Food news antipasto

If you loved Monica, Ross, Rachel, Chandler, Joey, and Phoebe, then I have good news for you: an official ‘Friends’ cookbook is coming out this fall. There will be over 70 recipes inspired by the popular show featuring everything from appetizers to desserts. Some of the recipes include ones from specific episodes, such as Ross’s gravy-soaked “Moist Maker” sandwich and Chandler’s “Milk You Can Chew.”

Everyone has a kitchen disaster story to tell: burnt cookies, overflowing cake batter, split sauces, underdone meat accidentally served to a guest, you name it. These days we are even more likely to have a cooking catastrophe since we are a) cooking more at home, and b) our nerves are already on edge. Adam Liaw of The Sydney Morning Herald understands how these discouraging experiences unfold, and explains the five stages of a kitchen disaster.

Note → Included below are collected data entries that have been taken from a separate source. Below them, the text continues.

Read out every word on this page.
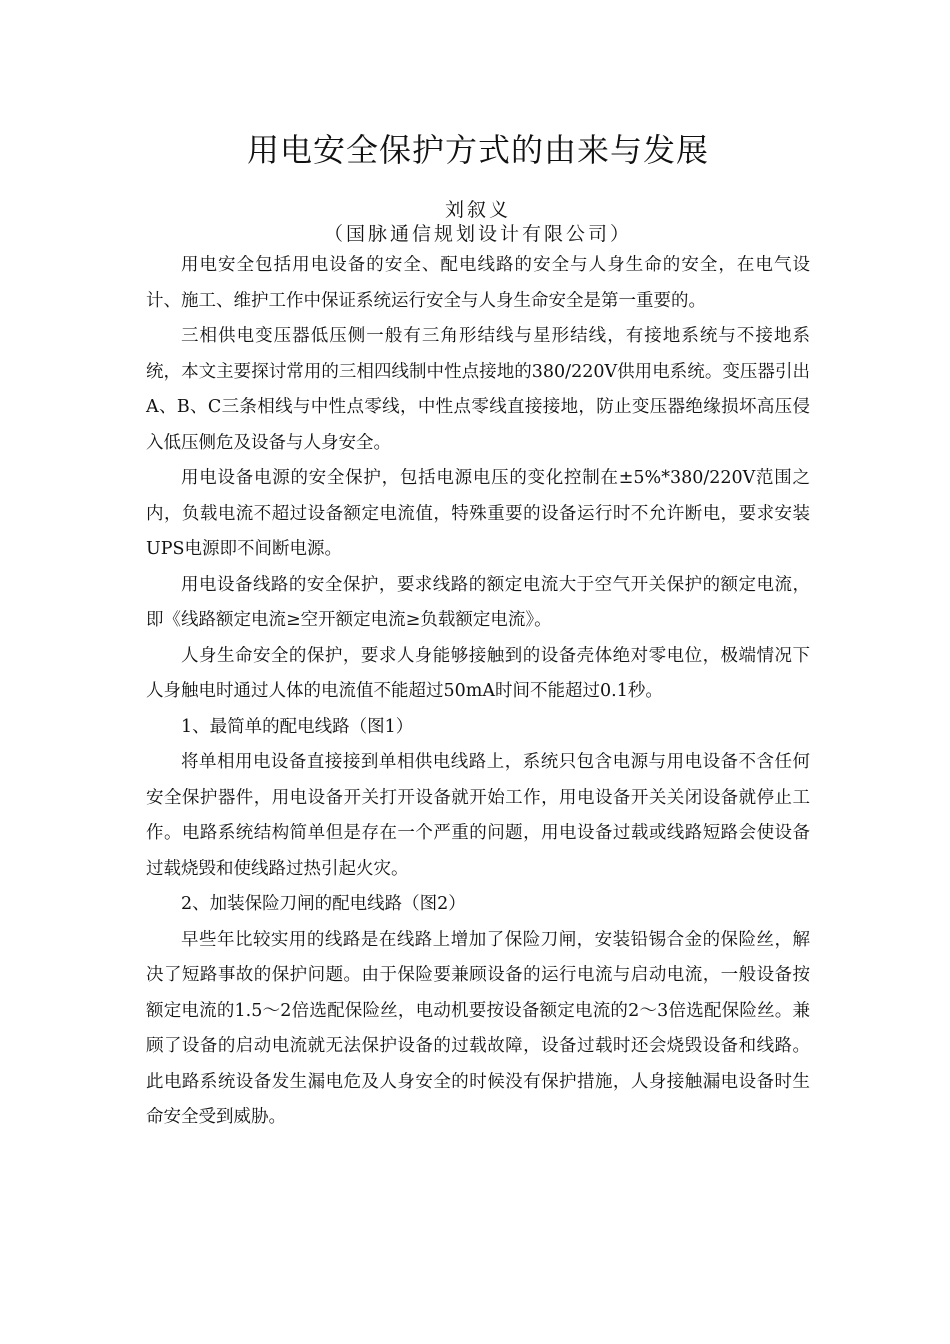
用电安全保护方式的由来与发展
刘叙义
（国脉通信规划设计有限公司）

用电安全包括用电设备的安全、配电线路的安全与人身生命的安全，在电气设计、施工、维护工作中保证系统运行安全与人身生命安全是第一重要的。

三相供电变压器低压侧一般有三角形结线与星形结线，有接地系统与不接地系统，本文主要探讨常用的三相四线制中性点接地的380/220V供用电系统。变压器引出A、B、C三条相线与中性点零线，中性点零线直接接地，防止变压器绝缘损坏高压侵入低压侧危及设备与人身安全。

用电设备电源的安全保护，包括电源电压的变化控制在±5%*380/220V范围之内，负载电流不超过设备额定电流值，特殊重要的设备运行时不允许断电，要求安装UPS电源即不间断电源。

用电设备线路的安全保护，要求线路的额定电流大于空气开关保护的额定电流，即《线路额定电流≥空开额定电流≥负载额定电流》。

人身生命安全的保护，要求人身能够接触到的设备壳体绝对零电位，极端情况下人身触电时通过人体的电流值不能超过50mA时间不能超过0.1秒。

1、最简单的配电线路（图1）

将单相用电设备直接接到单相供电线路上，系统只包含电源与用电设备不含任何安全保护器件，用电设备开关打开设备就开始工作，用电设备开关关闭设备就停止工作。电路系统结构简单但是存在一个严重的问题，用电设备过载或线路短路会使设备过载烧毁和使线路过热引起火灾。

2、加装保险刀闸的配电线路（图2）

早些年比较实用的线路是在线路上增加了保险刀闸，安装铅锡合金的保险丝，解决了短路事故的保护问题。由于保险要兼顾设备的运行电流与启动电流，一般设备按额定电流的1.5～2倍选配保险丝，电动机要按设备额定电流的2～3倍选配保险丝。兼顾了设备的启动电流就无法保护设备的过载故障，设备过载时还会烧毁设备和线路。此电路系统设备发生漏电危及人身安全的时候没有保护措施，人身接触漏电设备时生命安全受到威胁。
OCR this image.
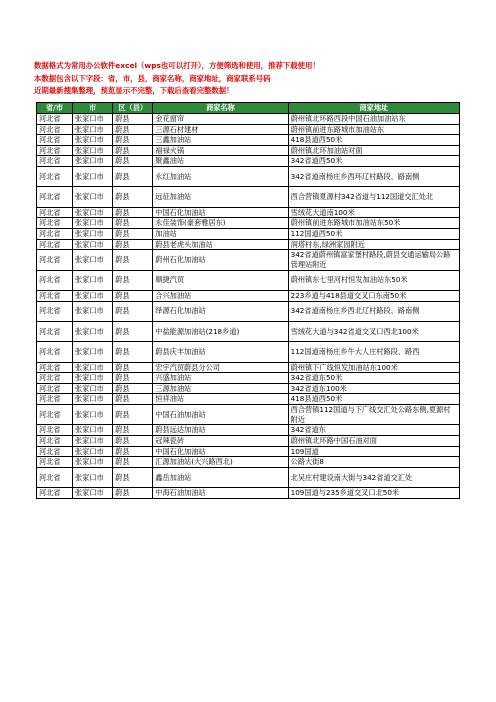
数据格式为常用办公软件excel（wps也可以打开），方便筛选和使用，推荐下载使用！
本数据包含以下字段：省，市，县，商家名称，商家地址，商家联系号码
近期最新搜集整理，预览显示不完整，下载后查看完整数据！
省/市	市	区（县）	商家名称	商家地址
河北省	张家口市	蔚县	金花窗帘	蔚州镇北环路西段中国石油加油站东
河北省	张家口市	蔚县	三源石材建材	蔚州镇前进东路城市加油站东
河北省	张家口市	蔚县	三鑫加油站	418县道西50米
河北省	张家口市	蔚县	福禄火锅	蔚州镇北环加油站对面
河北省	张家口市	蔚县	聚鑫油站	342省道西50米
河北省	张家口市	蔚县	永红加油站	342省道南杨庄乡西环辽村路段、路南侧
河北省	张家口市	蔚县	远征加油站	西合营镇夏源村342省道与112国道交汇处北
河北省	张家口市	蔚县	中国石化加油站	雪绒花大道南100米
河北省	张家口市	蔚县	永佳装饰(豪套雅居东)	蔚州镇前进东路城市加油站东50米
河北省	张家口市	蔚县	加油站	112国道西50米
河北省	张家口市	蔚县	蔚县老虎头加油站	润塔村东,绿洲家园附近
河北省	张家口市	蔚县	蔚州石化加油站	342省道蔚州镇富家堡村路段,蔚县交通运输局公路管理站附近
河北省	张家口市	蔚县	顺捷汽贸	蔚州镇东七里河村恒发加油站东50米
河北省	张家口市	蔚县	合兴加油站	223乡道与418县道交叉口东南50米
河北省	张家口市	蔚县	绎源石化加油站	342省道南杨庄乡西北辽村路段、路南侧
河北省	张家口市	蔚县	中盐能源加油站(218乡道)	雪绒花大道与342省道交叉口西北100米
河北省	张家口市	蔚县	蔚县庆丰加油站	112国道南杨庄乡牛大人庄村路段、路西
河北省	张家口市	蔚县	宏宇汽贸蔚县分公司	蔚州镇下广线恒发加油站东100米
河北省	张家口市	蔚县	兴盛加油站	342省道东50米
河北省	张家口市	蔚县	三源加油站	342省道东100米
河北省	张家口市	蔚县	恒祥油站	418县道西50米
河北省	张家口市	蔚县	中国石油加油站	西合营镇112国道与下广线交汇处公路东侧,夏源村附近
河北省	张家口市	蔚县	蔚县远达加油站	342省道东
河北省	张家口市	蔚县	冠辣瓷砖	蔚州镇北环路中国石油对面
河北省	张家口市	蔚县	中国石化加油站	109国道
河北省	张家口市	蔚县	汇源加油站(大兴路西北)	公路大街8
河北省	张家口市	蔚县	鑫岳加油站	北吴庄村建设南大街与342省道交汇处
河北省	张家口市	蔚县	中海石油加油站	109国道与235乡道交叉口北50米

Alton Brown fans have been enjoying the Quarantine Quitchen videos he makes with his wife (and sometimes his dog), as well as the second season of Good Eats: Reloaded. Brown recently sat down with Salon’s Ashlie Stevens to discuss what it’s like working with himself (in Good Eats: Reloaded he often talks to his younger, Good Eats self), what he thinks the future of restaurant dining looks like, and his desire to have a new version of Feasting on Asphalt.

If you live in an area that is opening up restaurants for outdoor or limited seating, have you been brave enough to venture out for a dine-in experience? Grace Dent recently popped out for some chips and realized that even though she was initially grumpy about the loss of freedom, staying home has now become comforting and she is hesitant to go out. Dent notes that while more places are being allowed to reopen, the government “has possibly not bargained on how lukewarm many of us still are about even leaving the house.”

On the other side of the restaurant reopening coin, Eater takes a look at the difficulties eateries have had in finding employees once they are allowed to reopen. People are reluctant to return to jobs that may be unsafe, and many are also hesitant to go back to work when their unemployment plus the bonus federal benefits are as much as – or in some cases, more than – what they were making before the pandemic hit.

Jenny recently posted about subscription boxes that were bringing her joy. In a similar fashion restaurants across the US have pivoted to quasi-grocery delivery services with their own unique food boxes. Some are similar to Hello Fresh and other food delivery services that provide the contents for one meal while others are more like CSA boxes with a variety of vegetables, fruits, eggs, bread, and meat. Grub Street has a list of 8 pasta kits that you can buy from restaurants in NYC, and Eater discusses how some of the fine dining boxes are like “CSAs for the 1 percent”.